How do things in our ecosystem get energy?
What do they do with their energy?

MATERIALS:
- Sugar snack, such as sugar cane or maple sugar candy
- Thermometers (the kind that you hold onto your forehead)

CLASS ACTIVITIES:
1. Give students a snack of sugar - pick something that is as close as you can get to a plant. Sugar cane is ideal; maple sugar candy is also good. Discuss: What is sugar? What is energy?
2. Have students take and record their temperatures (using forehead thermometers), and then have them exercise in some way: run around, do jumping jacks, etc. Have their temperatures risen? If so, why?
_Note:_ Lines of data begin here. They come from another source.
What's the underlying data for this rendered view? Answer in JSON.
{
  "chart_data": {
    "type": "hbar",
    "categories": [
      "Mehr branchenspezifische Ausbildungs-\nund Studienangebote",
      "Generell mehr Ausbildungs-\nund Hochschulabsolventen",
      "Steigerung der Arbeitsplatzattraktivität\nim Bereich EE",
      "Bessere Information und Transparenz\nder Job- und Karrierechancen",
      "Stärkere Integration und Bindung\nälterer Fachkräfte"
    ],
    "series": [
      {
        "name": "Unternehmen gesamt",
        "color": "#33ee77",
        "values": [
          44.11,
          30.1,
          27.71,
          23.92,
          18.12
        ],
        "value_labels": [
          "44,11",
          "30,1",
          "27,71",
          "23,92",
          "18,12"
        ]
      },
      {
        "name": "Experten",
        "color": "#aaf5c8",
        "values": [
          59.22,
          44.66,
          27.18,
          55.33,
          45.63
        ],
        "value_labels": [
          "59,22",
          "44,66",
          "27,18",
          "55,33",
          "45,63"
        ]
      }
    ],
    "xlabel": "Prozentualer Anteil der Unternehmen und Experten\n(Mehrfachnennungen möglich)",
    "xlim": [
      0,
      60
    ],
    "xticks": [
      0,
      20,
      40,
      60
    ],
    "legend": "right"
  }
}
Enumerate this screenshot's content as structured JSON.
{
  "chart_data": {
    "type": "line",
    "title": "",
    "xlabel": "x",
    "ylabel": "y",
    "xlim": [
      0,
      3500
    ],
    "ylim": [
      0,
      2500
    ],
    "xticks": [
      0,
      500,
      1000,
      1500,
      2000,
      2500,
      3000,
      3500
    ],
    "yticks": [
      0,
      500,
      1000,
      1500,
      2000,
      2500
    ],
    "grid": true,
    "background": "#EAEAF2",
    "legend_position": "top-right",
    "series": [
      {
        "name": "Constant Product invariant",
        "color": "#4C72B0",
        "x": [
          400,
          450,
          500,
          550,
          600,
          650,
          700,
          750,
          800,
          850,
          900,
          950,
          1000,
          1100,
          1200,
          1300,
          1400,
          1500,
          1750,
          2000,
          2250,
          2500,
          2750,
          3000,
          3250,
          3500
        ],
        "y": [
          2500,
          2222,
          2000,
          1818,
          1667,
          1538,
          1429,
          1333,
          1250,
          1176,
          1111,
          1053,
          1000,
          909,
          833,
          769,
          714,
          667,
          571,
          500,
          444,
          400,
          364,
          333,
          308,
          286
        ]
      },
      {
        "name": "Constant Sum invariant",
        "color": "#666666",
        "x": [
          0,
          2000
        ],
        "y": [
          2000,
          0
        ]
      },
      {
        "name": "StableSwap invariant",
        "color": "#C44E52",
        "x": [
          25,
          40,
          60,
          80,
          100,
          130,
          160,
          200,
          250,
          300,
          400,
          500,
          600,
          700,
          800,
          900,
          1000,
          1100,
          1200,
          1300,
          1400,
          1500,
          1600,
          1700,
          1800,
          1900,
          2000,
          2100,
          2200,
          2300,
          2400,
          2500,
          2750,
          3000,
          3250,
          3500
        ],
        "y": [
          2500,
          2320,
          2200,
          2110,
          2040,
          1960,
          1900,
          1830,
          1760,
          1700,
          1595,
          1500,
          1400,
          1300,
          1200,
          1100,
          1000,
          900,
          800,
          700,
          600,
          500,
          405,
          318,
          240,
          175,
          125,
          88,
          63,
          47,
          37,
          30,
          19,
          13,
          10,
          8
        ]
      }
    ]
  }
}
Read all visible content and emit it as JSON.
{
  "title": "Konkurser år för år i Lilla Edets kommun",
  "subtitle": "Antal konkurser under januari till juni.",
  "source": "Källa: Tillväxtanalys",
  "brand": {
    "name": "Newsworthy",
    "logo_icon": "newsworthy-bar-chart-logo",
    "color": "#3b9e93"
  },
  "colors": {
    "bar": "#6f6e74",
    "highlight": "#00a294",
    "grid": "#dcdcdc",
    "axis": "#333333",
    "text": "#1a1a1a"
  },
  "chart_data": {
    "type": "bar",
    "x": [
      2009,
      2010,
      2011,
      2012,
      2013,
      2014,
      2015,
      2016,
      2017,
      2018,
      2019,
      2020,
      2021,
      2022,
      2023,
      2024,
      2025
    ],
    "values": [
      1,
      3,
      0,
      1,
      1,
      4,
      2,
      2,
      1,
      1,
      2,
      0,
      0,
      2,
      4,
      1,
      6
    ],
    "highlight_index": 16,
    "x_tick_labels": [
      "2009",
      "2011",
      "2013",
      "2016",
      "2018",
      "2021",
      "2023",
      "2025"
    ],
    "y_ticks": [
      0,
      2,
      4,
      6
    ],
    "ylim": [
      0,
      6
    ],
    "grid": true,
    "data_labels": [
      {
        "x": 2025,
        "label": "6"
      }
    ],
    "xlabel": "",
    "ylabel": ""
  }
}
3. Note that energy can be stored, as it was in the sugar, or as it is in fossil fuels. Energy can also be in other forms, such as heat energy or light energy. Brainstorm a list of forms of energy on the board.
4. Where do we get our energy? Pick a food - pizza works well (including mushrooms, a decomposer!) - and trace each item back, showing how its energy comes from plants, and ultimately from sunlight.
5. Assign homework for Personal Energy Use.